Trump only wants to tweak NAFTA
After discussions with Canada prime minister Justin Trudeau, U.S. President Donald Trump indicates he only wants to slightly alter the 20-year-old deal to make things better for their two countries.
February 15, 2017 By Andrew Joseph
Despite the fury and bluster shown by U.S. president Donald Trump on the current NAFTA (North American Free Trade Agreement) deal and all the changes he said he wanted to make to it during his recent election campaign, he now says he’s only interested in tweaking it a little bit.
The 20-year-old NAFTA is an agreement between Mexico, U.S. and Canada to essentially not charge each other tariffs on goods, services or money when it crosses each other’s borders.
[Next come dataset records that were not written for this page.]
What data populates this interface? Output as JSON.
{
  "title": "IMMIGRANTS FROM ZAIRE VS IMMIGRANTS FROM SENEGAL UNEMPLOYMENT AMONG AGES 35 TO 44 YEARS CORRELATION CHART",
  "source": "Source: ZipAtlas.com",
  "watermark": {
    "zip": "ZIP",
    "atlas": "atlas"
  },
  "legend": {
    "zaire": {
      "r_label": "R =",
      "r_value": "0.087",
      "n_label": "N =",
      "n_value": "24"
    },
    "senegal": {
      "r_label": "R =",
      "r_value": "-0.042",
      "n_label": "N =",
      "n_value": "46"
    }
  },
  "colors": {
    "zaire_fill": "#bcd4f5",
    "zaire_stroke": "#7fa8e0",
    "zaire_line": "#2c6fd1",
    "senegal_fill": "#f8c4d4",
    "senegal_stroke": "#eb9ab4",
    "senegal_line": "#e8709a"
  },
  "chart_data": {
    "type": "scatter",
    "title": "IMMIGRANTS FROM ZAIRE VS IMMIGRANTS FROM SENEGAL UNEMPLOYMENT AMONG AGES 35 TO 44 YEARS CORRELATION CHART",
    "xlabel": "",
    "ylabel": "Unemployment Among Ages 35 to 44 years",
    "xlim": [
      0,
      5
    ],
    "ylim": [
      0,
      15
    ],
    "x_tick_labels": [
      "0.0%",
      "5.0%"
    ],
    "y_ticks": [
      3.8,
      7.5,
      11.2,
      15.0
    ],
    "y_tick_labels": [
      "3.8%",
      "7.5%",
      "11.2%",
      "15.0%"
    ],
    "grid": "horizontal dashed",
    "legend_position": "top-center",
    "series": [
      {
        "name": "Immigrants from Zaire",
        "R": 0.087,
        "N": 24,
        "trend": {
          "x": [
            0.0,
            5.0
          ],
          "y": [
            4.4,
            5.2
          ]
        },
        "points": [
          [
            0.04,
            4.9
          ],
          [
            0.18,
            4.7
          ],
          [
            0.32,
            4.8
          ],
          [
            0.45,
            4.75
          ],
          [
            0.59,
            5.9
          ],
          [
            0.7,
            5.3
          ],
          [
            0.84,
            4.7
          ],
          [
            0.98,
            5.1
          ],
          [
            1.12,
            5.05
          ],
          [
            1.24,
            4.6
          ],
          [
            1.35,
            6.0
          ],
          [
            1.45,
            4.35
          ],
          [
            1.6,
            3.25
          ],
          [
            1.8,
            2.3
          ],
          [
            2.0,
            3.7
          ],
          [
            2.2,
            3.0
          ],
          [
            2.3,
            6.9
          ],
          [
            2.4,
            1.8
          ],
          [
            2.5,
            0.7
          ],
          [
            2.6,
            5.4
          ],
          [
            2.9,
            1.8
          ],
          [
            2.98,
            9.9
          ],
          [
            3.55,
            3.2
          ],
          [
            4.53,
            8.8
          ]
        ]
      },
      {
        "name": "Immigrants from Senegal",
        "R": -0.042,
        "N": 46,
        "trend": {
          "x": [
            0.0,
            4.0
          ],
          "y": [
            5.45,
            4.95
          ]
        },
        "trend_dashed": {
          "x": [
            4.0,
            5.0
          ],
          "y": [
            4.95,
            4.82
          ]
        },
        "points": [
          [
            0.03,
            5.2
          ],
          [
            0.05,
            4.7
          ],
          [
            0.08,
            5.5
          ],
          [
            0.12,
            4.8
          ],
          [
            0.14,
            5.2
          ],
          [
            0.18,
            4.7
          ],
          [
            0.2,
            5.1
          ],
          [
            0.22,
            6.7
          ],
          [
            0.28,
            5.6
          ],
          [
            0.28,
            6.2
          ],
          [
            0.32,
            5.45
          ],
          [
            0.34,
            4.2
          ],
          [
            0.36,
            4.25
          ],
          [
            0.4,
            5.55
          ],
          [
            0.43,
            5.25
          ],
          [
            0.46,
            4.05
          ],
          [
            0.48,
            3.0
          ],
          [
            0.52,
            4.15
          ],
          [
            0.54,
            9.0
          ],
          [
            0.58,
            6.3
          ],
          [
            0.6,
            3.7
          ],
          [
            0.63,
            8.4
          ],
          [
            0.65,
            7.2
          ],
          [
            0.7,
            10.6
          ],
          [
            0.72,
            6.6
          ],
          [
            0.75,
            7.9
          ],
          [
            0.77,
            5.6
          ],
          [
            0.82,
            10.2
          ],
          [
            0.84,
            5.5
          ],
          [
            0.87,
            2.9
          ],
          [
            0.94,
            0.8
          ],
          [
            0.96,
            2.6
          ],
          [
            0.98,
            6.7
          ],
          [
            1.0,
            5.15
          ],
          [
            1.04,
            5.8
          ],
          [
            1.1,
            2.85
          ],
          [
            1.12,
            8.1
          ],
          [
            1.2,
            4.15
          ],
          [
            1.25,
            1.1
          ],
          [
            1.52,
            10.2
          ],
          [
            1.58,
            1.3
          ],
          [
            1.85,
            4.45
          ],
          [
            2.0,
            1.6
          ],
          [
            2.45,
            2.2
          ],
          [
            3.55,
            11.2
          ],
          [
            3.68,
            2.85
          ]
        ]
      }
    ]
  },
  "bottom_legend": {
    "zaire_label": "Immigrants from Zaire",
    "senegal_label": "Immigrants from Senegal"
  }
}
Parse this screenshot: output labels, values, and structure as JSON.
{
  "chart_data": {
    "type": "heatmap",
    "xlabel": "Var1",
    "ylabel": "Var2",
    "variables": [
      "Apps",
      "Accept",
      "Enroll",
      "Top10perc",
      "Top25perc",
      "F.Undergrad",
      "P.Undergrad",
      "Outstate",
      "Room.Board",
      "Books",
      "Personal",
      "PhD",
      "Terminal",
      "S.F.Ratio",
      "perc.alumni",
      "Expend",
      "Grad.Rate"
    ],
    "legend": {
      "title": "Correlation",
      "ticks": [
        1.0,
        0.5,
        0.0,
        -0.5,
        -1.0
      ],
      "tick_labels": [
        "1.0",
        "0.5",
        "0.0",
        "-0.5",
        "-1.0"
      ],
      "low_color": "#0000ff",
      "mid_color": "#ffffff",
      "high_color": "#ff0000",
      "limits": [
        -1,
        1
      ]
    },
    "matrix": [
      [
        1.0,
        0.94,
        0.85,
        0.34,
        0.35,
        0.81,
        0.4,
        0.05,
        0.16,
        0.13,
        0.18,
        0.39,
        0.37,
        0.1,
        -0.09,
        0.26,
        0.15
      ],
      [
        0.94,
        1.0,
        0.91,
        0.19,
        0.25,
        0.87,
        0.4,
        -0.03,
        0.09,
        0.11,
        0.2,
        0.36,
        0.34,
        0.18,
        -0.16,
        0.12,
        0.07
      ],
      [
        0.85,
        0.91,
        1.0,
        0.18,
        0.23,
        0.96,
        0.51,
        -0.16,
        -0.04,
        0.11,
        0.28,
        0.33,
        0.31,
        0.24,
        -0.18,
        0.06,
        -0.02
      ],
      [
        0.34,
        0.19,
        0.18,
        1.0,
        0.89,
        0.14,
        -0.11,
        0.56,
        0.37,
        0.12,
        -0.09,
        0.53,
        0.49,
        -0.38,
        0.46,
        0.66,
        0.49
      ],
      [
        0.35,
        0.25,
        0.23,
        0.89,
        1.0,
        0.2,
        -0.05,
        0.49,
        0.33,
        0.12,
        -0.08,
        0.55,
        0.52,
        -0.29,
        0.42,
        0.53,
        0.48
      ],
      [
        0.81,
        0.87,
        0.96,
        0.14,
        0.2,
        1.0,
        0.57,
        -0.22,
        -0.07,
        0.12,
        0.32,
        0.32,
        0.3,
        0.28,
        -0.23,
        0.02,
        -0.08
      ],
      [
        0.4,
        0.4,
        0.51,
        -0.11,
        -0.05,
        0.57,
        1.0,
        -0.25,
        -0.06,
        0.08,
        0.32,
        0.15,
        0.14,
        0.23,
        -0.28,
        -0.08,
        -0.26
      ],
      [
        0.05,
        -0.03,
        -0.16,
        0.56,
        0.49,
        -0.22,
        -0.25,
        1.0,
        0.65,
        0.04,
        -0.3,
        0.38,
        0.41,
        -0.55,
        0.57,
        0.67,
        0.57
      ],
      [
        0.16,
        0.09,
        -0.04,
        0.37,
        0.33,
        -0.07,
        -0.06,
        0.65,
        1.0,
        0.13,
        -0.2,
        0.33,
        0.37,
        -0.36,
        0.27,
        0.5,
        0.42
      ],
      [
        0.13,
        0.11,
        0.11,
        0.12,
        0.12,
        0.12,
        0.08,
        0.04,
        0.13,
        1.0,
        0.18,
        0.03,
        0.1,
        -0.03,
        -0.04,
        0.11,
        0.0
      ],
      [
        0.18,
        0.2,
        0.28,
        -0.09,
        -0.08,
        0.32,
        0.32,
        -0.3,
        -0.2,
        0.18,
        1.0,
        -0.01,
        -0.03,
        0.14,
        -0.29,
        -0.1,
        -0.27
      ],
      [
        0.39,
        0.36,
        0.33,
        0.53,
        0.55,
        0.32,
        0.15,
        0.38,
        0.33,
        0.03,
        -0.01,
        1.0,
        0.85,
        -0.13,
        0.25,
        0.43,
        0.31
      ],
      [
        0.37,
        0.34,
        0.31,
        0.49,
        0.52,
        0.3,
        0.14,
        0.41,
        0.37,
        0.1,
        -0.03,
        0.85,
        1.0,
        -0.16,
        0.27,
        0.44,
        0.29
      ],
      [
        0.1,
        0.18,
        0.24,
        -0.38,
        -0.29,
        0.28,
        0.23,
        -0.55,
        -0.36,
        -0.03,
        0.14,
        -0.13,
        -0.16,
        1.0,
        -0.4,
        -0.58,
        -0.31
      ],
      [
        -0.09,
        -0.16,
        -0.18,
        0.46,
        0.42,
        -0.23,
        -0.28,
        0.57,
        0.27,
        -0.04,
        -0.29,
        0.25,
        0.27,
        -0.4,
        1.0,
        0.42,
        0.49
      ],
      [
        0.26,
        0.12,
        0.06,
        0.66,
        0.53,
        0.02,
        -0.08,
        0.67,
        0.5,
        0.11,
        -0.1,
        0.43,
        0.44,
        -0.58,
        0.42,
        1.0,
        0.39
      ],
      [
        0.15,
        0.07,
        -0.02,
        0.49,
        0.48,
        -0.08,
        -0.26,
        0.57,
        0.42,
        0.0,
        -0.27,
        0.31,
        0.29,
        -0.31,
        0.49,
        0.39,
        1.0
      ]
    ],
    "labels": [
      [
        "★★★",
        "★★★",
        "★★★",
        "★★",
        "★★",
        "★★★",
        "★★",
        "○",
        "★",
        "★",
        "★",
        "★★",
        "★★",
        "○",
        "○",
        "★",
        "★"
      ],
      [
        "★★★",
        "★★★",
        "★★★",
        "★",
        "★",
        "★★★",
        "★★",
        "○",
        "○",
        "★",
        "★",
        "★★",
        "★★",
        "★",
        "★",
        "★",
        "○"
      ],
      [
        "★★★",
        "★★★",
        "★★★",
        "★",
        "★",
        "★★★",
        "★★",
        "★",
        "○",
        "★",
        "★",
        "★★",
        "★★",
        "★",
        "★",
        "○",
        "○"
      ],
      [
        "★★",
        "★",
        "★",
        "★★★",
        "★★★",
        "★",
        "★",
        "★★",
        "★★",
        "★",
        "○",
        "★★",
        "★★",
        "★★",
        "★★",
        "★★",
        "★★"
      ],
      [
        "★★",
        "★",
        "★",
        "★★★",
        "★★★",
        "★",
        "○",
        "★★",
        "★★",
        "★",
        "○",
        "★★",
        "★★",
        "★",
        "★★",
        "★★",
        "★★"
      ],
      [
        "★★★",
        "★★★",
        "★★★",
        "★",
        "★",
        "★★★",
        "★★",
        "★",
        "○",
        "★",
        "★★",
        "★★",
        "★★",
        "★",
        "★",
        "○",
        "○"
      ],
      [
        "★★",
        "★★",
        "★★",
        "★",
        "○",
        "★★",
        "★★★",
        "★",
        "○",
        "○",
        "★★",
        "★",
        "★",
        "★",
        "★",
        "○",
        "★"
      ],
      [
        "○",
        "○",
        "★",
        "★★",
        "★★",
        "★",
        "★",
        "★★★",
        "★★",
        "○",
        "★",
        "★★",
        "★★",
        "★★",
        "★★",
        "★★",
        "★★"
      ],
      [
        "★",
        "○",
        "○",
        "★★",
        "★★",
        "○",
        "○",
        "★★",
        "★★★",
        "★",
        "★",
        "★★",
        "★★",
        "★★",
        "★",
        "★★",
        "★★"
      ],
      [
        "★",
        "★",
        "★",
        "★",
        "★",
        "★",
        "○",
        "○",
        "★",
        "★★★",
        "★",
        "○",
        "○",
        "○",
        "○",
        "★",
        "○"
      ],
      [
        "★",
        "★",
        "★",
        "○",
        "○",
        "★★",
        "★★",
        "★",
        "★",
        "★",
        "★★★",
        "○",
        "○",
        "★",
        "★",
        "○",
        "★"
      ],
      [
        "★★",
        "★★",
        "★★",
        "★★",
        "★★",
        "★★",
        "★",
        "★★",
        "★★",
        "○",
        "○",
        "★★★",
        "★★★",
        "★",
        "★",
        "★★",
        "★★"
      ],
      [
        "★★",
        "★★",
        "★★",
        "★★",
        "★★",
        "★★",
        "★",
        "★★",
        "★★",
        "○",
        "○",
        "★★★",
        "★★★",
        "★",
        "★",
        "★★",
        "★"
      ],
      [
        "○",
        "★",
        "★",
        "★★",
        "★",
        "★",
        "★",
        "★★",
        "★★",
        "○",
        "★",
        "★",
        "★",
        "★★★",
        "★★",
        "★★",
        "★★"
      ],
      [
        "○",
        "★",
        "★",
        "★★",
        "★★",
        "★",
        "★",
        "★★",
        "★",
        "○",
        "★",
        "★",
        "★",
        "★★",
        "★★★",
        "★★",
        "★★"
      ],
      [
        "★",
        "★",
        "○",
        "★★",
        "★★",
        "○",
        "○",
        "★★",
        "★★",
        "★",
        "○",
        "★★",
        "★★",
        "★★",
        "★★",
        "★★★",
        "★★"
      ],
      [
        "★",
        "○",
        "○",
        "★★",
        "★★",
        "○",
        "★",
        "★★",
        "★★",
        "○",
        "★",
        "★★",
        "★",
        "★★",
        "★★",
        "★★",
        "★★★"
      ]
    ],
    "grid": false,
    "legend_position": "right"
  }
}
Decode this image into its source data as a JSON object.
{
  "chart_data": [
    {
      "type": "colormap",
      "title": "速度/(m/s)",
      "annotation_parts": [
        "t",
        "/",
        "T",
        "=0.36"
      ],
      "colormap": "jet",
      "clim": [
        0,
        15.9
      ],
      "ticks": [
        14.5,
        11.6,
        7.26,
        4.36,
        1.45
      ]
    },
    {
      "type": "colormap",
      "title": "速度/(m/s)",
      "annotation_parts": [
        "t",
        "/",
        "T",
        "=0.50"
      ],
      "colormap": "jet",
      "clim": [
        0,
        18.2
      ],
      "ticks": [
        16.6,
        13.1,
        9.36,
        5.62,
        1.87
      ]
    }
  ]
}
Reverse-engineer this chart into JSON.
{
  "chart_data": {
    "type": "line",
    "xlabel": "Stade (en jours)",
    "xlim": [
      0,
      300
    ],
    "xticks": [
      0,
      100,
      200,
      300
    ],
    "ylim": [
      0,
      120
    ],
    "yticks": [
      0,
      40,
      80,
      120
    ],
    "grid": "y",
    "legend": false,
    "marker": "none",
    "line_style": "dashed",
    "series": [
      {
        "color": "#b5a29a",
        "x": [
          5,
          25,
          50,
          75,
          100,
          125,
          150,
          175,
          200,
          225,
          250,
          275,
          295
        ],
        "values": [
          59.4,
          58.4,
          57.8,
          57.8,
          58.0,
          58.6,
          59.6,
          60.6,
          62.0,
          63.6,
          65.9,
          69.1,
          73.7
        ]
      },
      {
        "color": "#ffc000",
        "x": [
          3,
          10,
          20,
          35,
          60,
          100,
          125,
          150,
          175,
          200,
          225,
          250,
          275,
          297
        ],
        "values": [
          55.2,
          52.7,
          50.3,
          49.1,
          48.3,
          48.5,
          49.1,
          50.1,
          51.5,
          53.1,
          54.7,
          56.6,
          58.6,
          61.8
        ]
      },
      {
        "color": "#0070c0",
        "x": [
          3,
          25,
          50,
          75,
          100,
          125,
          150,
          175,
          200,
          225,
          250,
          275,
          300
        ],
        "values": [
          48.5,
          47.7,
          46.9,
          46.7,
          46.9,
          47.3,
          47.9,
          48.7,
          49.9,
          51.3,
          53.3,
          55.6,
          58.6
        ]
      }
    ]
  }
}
After recent talks with Canada’s prime minister Justin Trudeau, Trump indicated that he was only interested in making minor changes to the NAFTA deal to better ensure both countries benefit more than they currently do in their tri-country arrangement with Mexico.
“On the southern border, for many, many years the transaction was not fair to the United States. It was an extremely unfair transaction,” president Trump said during a news conference on February 13, 2017.
Political analysts have indicated that Trump using the term “tweaks” is good news for Canada, implying the U.S. has no inclination of asking for major amendments to the NAFTA agreement that could possibly disrupt the fairly good trade relationship between the two countries, especially in regards to trade of fruits and vegetables, and pork and beef.
What tweaks Trump meant is anyone’s guess at this time as he did not elaborate, but if he is calling to make NAFTA a better deal for both Canada and the U.S., it can only mean it comes at the expense of Mexico.